Byzantine Art & Christianity:
Much of the art from this time period was descended from the Byzantine tradition of painted icons and Bellini's was no different. Religious and political leaders alike had a near-insatiable appetite for images of holy figures to adorn their churches and public buildings. Naturally, painting image after image of the Madonna and Christ Child would have been a lucrative business for a painter of Bellini's caliber and he met the demand.

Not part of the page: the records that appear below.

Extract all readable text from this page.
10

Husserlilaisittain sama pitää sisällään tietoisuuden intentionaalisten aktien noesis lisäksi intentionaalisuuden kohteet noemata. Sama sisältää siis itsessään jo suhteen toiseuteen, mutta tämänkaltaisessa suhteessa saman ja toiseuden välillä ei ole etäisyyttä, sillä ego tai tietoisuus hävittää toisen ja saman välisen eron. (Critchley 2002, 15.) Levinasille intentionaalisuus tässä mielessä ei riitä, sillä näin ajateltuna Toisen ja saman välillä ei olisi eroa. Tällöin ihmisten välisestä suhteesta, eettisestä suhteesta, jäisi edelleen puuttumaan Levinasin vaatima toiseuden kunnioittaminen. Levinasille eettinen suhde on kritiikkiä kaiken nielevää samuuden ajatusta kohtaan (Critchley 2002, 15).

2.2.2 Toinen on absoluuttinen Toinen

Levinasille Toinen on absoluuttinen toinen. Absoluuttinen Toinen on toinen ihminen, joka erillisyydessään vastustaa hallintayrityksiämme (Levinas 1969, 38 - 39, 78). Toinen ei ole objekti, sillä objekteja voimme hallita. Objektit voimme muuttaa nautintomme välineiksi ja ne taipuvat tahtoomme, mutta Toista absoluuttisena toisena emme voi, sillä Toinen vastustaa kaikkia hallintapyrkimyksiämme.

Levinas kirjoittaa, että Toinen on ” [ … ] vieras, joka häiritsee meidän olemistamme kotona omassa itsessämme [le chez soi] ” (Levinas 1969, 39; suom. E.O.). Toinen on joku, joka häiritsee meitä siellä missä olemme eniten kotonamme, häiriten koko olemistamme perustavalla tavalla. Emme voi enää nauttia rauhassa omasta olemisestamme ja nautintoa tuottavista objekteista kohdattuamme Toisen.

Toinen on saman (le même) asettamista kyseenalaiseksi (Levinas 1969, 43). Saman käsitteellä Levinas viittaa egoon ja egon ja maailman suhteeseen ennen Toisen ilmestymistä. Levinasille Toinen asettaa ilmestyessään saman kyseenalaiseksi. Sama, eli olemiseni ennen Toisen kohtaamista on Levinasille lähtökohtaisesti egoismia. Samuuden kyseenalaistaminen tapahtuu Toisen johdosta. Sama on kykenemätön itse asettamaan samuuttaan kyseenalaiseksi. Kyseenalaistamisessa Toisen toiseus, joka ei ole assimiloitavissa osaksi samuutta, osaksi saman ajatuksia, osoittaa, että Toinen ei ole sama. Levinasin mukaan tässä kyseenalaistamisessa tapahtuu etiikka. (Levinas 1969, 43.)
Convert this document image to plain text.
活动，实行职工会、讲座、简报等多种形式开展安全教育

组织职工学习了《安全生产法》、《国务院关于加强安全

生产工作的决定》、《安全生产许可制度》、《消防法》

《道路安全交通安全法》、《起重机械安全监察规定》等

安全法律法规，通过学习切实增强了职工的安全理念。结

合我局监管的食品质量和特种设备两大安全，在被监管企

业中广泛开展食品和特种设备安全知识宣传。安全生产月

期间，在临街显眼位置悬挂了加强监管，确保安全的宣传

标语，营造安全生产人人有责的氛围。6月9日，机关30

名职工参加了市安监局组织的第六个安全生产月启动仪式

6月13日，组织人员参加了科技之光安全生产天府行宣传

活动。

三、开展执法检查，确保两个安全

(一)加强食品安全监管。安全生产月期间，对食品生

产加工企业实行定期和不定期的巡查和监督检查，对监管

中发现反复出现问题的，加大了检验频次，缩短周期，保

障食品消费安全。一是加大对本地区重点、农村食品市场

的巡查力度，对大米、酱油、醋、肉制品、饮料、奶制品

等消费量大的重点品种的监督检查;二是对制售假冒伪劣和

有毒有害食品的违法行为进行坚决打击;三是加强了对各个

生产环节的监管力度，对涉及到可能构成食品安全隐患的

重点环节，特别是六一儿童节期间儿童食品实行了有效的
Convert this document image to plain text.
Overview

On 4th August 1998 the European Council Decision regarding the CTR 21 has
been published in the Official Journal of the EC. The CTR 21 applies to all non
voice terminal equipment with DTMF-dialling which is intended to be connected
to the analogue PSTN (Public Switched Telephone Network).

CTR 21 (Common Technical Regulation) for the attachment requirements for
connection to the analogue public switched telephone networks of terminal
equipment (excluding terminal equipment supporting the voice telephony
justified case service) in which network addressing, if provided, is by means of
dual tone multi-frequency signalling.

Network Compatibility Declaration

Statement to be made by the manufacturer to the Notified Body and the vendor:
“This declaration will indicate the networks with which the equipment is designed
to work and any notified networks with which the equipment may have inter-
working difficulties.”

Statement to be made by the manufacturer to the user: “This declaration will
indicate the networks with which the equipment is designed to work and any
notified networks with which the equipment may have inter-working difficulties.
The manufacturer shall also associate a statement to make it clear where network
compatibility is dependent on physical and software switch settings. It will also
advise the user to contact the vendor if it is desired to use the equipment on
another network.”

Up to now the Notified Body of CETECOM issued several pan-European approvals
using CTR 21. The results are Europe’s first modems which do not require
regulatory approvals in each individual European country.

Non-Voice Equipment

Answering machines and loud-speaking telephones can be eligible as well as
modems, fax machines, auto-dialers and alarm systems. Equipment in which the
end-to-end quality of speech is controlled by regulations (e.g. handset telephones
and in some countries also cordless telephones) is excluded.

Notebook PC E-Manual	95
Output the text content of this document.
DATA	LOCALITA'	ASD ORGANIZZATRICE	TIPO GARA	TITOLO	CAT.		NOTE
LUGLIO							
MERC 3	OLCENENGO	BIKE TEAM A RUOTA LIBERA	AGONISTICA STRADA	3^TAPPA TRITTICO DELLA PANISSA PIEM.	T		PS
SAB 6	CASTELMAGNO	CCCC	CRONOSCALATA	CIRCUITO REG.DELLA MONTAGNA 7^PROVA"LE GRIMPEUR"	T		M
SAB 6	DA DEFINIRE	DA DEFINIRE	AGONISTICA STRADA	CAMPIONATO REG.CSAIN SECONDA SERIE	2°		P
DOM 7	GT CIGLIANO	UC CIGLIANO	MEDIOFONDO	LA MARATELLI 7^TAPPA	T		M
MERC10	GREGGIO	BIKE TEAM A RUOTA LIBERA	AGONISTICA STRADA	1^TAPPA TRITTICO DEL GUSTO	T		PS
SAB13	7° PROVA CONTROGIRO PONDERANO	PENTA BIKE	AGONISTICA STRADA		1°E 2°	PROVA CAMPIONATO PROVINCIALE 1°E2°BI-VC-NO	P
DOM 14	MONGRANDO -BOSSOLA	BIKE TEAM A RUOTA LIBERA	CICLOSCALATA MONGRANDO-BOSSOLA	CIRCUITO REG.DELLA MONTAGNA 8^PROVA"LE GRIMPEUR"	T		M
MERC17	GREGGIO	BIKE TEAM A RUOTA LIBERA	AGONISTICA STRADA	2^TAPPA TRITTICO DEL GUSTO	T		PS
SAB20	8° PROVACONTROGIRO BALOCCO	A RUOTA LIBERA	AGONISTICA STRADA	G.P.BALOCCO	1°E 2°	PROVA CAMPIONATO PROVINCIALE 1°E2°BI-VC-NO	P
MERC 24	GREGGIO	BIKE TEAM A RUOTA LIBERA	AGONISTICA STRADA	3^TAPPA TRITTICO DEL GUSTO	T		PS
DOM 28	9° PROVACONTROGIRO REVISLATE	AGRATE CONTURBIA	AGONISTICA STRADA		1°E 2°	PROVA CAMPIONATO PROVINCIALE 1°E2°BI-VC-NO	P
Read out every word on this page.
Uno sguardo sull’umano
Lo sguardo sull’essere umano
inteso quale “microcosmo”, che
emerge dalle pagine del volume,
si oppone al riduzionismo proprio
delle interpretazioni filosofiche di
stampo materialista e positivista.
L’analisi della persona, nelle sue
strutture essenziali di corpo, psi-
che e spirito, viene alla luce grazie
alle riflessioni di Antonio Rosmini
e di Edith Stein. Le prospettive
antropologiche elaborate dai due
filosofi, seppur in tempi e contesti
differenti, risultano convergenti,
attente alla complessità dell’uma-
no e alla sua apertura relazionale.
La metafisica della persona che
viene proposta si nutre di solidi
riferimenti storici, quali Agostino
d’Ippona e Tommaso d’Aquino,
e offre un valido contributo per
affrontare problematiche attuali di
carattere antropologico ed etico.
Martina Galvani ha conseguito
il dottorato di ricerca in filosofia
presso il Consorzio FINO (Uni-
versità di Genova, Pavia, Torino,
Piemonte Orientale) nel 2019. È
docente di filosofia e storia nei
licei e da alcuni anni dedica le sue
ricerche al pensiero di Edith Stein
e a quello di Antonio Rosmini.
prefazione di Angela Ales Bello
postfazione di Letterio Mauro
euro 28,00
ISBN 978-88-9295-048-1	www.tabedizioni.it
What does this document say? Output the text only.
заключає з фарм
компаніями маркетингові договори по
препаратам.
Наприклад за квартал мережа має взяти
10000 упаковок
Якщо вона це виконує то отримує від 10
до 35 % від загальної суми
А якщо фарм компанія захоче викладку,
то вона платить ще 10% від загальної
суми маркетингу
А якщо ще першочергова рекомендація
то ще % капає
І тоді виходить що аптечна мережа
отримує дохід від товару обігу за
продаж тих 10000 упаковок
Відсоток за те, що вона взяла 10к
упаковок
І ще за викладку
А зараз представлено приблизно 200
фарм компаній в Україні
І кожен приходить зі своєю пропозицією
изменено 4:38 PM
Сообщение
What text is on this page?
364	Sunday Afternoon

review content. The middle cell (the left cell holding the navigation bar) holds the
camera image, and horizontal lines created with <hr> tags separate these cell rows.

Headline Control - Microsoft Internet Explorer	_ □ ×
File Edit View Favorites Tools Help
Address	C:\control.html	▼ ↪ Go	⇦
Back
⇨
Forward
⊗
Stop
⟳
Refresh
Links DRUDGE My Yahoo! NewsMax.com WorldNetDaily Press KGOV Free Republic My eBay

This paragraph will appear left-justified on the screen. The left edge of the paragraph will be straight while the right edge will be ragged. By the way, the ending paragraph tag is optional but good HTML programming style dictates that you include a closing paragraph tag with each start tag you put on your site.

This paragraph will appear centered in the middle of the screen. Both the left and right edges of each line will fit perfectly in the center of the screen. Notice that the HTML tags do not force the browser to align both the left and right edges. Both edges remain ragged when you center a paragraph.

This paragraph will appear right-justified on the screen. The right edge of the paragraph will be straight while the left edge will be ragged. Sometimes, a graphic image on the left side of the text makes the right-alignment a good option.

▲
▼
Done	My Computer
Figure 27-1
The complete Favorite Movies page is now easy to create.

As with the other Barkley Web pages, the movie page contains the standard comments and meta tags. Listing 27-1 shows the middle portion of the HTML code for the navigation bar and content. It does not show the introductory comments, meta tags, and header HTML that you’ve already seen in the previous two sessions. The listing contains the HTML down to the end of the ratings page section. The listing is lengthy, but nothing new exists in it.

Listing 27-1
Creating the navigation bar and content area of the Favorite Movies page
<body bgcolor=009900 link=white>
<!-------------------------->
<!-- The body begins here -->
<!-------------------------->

Bellini is regarded as one of the greatest Madonnieri, or Madonna Painters, of his generation, and his early work is especially representative of that theme.
Later influences:
Messina and the Northern Style:
By the time Bellini reached the middle of his career, he had studied the work of skilled painters from the north of Europe and was eager to imitate their style. Much of the appeal of the northern style was its use of oil paints, championed by Flemish painter Jan Van Eyck, rather than the old-style tempera paints.
It wasn't until the 1470s -when Sicilian artist Antonello da Messina paid him a visit that Bellini switched almost exclusively to oil paints in his work. Messina is credited with spreading oil painting techniques already used in Northern Europe throughout Italy, and Giovanni Bellini upgraded his style without hesitation.
Oil paints gave Bellini's work - which already exhibited a superior grasp of lighting techniques and color theory - a luminous, life-like quality that tempera paints lack. He is celebrated for producing figures with an unprecedented depth of emotion and for imbuing his work with a seamless blend of color.
Venetian influence:
Although the Bible continued to inspire him, Bellini's later work introduces an even greater attention to background, landscape and atmosphere than it previously had. As Venice transitioned from the early years of the Renaissance to the later years, a hallmark of its artistic style became the exaltation of sensuality and atmosphere over form and shape. Bellini was instrumental in facilitating this transition, moving away from Mantenga's influence and using oil paints to help him along the way.
His love of the Venetian landscape is apparent in many of Bellini's works, such as Madonna of the Meadow. Previously, landscape and background were not usually emphasized in paintings for fear that detailed landscapes might divert attention from the scene being depicted.
Bellini, instead, used backgrounds to enhance the primary image, often incorporating relevant details into the landscape so that the background often told half of the story.
The figures that Bellini produced toward the end of his career continued to display fewer and fewer contour lines, in favor of using oil paints and a Venetian preference for the sensual to produce figures with softer, glowing edges. In conjunction with this preference for the sensual, Bellini began to paint an increasing number of mythological and allegorical works, in which landscape played a crucial role.
Giovanni Bellini Method
Tempera:
The dominant medium of the European Middle Ages, tempera paints were comprised of pigment and some kind of binding agent, usually egg yolk during Bellini's life. Bellini's early works were produced using tempera, which was fast-drying and made blending colors and creating spatial illusions extremely difficult and time-consuming.
Bellini's work using tempera does display his eye for three-dimensional figures and color techniques, but it wasn't until he began to use oil paints that his talents found their stage.
Oil paints:
What tempera lacked in pop-factor, oil paints - under Bellini's studied hand - made up for in droves. Oil allowed Bellini to produce figures with a greater emotional depth than he could previously achieve in tempera thanks to its slow-drying, blendable properties.
Oil paints afforded Bellini the opportunity to create the soft, luminous and life-like figures Venetian art would become famous for.